Context engineering is the discipline of systematically designing and managing the information supplied to an AI model — through retrieval, structured inputs, memory, and context engines — so its outputs are reliable enough to act on.
Where prompt engineering optimizes the wording of a single instruction, context engineering governs everything that surrounds it inside the model's context window: relevant documents pulled by retrieval, prior conversation and memory, tool outputs, schemas that force structured responses, and curated reference data. The premise is that a model is only as good as what it is given. Shaping that input precisely controls hallucination, raises factual accuracy, and produces consistent, machine-parseable output that downstream systems can consume. As AI shifts from one-shot generation to multi-step agents, the discipline has matured from a prompt craft into an architecture problem — building the pipelines and context engines that keep an agent grounded across a long task.

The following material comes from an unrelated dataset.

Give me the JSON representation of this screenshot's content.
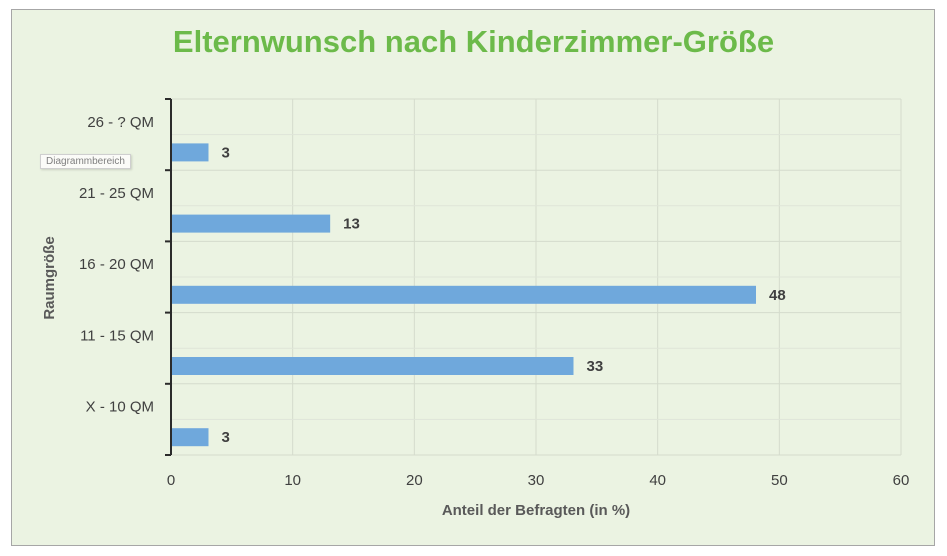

In 📝go-to-market, context engineering is what separates useful AI workflows from slop. An outbound message generated from a thin prompt reads generic; the same model fed structured account research, prior interactions, and a tight schema produces personalization that earns replies. The same gap applies to enrichment, content, and agentic workflows: the model is rarely the differentiator — the context layer is.
The practical takeaway is to treat context as a first-class system. Reliable AI is engineered upstream of the model, in what reaches it, not coaxed out of the model after the fact.
Once you've seen two teams run the same model and get wildly different output, you stop arguing about models. The work is all upstream — in what you feed the thing. That's the unglamorous edge nobody posts about.